Perhaps this is so. But our current struggle with the COVID-19 pandemic casts the poem’s ending in a different light. A plague, after all, tests us in unique ways. It ruthlessly takes the measure of our values, calls into question our familiar assumptions, shines a pitiless light on our social and political and religious order. As I sit here in my “voluntary self-isolation”—for I have only recently returned to the United States from Italy—I wonder if the poem’s closing focus on epidemic disease might, in fact, have been fully intended. This is precisely the existential challenge, Lucretius thought, that any society worth inhabiting and any philosophy worth embracing must address.
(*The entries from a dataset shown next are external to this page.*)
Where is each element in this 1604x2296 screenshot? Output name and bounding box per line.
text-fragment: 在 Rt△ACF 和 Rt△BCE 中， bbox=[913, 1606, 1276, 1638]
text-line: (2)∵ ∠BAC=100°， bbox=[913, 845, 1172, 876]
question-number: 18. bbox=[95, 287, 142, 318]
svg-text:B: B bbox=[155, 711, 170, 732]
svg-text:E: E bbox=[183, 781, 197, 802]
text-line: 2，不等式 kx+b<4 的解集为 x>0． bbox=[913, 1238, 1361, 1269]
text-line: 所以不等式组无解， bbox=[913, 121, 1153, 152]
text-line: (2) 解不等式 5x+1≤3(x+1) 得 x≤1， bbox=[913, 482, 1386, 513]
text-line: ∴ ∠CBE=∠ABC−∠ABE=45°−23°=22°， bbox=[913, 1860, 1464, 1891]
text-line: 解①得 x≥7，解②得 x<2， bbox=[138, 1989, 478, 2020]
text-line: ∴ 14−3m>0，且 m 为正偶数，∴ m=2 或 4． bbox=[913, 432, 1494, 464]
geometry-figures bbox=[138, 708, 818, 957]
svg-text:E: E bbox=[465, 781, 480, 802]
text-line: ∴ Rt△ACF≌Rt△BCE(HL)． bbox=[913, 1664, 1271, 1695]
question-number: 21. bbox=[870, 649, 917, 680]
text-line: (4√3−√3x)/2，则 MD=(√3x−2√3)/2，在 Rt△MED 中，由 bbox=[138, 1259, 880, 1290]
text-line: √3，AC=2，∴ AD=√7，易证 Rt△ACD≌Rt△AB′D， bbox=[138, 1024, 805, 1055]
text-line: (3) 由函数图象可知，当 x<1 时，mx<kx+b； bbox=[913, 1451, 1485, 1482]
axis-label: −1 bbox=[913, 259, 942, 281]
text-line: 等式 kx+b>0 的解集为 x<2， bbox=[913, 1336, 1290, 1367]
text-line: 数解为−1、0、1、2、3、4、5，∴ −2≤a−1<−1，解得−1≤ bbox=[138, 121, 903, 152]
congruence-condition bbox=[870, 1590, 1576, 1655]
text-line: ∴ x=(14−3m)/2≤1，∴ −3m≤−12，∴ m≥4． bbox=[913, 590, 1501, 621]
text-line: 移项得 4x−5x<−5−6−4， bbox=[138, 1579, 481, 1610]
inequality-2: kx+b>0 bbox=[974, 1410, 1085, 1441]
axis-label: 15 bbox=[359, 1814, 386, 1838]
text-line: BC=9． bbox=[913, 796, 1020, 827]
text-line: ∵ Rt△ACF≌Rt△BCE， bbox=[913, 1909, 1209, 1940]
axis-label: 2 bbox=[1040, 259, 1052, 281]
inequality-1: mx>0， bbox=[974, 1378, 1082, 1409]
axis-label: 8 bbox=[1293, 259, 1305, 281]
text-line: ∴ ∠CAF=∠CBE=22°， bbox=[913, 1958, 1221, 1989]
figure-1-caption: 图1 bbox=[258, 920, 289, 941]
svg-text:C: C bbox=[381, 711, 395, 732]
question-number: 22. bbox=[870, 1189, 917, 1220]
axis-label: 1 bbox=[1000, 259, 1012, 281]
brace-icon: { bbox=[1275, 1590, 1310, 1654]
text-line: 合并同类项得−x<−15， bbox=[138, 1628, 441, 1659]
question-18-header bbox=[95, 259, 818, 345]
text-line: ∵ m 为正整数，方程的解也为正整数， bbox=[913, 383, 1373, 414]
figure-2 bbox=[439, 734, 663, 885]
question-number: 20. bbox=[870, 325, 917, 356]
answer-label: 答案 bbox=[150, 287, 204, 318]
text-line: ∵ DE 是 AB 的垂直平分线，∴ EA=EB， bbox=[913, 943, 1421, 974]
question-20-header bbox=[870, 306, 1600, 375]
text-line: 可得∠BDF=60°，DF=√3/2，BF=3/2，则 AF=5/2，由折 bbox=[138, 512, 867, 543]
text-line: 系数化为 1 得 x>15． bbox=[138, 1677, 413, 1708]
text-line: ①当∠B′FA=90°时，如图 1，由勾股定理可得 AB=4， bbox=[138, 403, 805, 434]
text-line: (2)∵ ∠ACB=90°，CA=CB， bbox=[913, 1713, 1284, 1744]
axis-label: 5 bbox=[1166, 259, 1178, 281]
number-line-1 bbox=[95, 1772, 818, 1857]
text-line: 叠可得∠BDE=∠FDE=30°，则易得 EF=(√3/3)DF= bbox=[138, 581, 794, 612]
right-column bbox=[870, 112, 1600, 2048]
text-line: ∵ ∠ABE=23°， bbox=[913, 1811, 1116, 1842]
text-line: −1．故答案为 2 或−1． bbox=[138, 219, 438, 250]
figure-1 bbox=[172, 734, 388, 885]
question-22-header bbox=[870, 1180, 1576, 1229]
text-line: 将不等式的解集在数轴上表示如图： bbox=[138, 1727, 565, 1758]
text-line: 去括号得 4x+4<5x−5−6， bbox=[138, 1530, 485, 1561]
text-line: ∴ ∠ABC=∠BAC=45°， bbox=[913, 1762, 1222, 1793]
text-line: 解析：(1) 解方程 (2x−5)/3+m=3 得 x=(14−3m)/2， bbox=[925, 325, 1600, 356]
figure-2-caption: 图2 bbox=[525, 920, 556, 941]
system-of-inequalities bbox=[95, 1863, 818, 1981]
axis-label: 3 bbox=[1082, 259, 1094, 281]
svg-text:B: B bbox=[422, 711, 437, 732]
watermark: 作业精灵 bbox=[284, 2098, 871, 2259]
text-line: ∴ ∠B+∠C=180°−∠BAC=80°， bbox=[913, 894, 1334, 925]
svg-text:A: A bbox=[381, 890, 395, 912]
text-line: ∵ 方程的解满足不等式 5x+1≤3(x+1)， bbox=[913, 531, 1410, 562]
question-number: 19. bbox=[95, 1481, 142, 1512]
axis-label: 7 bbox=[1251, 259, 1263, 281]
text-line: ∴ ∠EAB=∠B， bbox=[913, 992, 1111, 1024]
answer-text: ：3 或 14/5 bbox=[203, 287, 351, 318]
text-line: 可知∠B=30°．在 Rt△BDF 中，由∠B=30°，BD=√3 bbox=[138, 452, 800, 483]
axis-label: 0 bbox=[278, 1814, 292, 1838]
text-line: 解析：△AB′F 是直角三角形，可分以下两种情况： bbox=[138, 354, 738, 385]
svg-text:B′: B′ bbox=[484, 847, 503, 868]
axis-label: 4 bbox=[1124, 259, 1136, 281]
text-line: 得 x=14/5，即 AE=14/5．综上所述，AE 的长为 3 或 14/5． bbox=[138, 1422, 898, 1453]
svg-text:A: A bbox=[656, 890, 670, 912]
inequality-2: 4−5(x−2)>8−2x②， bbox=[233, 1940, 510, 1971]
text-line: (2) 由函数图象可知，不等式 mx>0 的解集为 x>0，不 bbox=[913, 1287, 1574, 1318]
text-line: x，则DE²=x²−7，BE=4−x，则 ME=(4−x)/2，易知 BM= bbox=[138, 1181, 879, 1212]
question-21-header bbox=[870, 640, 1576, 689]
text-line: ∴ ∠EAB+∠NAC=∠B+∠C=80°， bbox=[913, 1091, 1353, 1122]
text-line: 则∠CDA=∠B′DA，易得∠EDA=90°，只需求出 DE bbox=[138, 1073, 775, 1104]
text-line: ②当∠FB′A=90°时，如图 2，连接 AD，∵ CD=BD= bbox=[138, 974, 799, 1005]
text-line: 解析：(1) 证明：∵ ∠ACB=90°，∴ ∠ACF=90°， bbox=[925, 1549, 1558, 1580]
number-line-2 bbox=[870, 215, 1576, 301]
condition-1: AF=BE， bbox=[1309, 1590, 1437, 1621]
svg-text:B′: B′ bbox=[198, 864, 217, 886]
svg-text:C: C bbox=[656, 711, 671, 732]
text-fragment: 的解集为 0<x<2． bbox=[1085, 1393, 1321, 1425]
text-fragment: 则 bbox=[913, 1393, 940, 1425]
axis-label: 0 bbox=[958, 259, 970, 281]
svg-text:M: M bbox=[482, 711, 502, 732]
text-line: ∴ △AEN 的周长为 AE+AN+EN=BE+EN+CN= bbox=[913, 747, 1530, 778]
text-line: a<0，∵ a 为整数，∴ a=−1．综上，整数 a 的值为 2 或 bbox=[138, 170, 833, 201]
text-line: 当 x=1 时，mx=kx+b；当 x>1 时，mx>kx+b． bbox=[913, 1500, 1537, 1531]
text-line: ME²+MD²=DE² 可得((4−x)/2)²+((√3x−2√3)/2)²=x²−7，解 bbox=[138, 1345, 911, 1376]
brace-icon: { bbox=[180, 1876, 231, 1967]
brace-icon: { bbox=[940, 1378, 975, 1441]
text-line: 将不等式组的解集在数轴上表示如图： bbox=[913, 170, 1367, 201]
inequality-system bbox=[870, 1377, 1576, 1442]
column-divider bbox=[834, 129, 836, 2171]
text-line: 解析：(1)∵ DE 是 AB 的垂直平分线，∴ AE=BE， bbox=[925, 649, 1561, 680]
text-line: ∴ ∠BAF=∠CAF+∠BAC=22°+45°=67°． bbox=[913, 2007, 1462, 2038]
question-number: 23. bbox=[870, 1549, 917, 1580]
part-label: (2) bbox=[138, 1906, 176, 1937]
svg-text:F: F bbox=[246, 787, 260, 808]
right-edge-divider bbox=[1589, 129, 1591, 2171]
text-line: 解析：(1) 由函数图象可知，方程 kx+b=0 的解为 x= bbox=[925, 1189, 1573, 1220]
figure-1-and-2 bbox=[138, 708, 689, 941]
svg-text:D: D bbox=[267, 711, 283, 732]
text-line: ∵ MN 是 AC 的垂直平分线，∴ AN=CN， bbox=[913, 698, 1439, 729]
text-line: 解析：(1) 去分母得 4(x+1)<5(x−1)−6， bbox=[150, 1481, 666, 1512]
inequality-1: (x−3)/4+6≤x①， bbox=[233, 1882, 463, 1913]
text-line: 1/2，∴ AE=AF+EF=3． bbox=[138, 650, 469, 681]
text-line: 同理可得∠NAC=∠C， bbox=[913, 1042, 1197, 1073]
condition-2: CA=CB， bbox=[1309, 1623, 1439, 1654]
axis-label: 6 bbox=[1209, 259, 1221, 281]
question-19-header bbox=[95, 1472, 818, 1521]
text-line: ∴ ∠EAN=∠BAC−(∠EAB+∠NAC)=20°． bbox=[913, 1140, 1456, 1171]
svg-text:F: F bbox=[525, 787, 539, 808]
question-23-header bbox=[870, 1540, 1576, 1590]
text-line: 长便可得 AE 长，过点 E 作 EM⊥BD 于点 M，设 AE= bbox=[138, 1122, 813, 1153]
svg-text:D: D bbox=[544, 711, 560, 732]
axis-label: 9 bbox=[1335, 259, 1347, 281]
When everything is going well, it is easy enough to contemplate our place in the material world. But what if everything is not going well—if mutations in the seeds of things bring disease and death? Only if you can face the invisible bullets all around us, and still keep calm, remain rational, and somehow find it possible to take pleasure in life, have you learned the lesson that the poem set out to teach.

To judge from the news, most of us seem very far from this Epicurean achievement. But the recent reports from Italy, which detail many of Lucretius’ quarantined countrymen standing out on their balconies and singing in the midst of the plague, give me hope. They remind us that, alongside science, the other realm in which human resilience and inventiveness are at their height is art. In Lucretius, the two are joined: his philosophical disquisition on atoms, pleasure, and the plague takes the form of a poem, a song to be sung.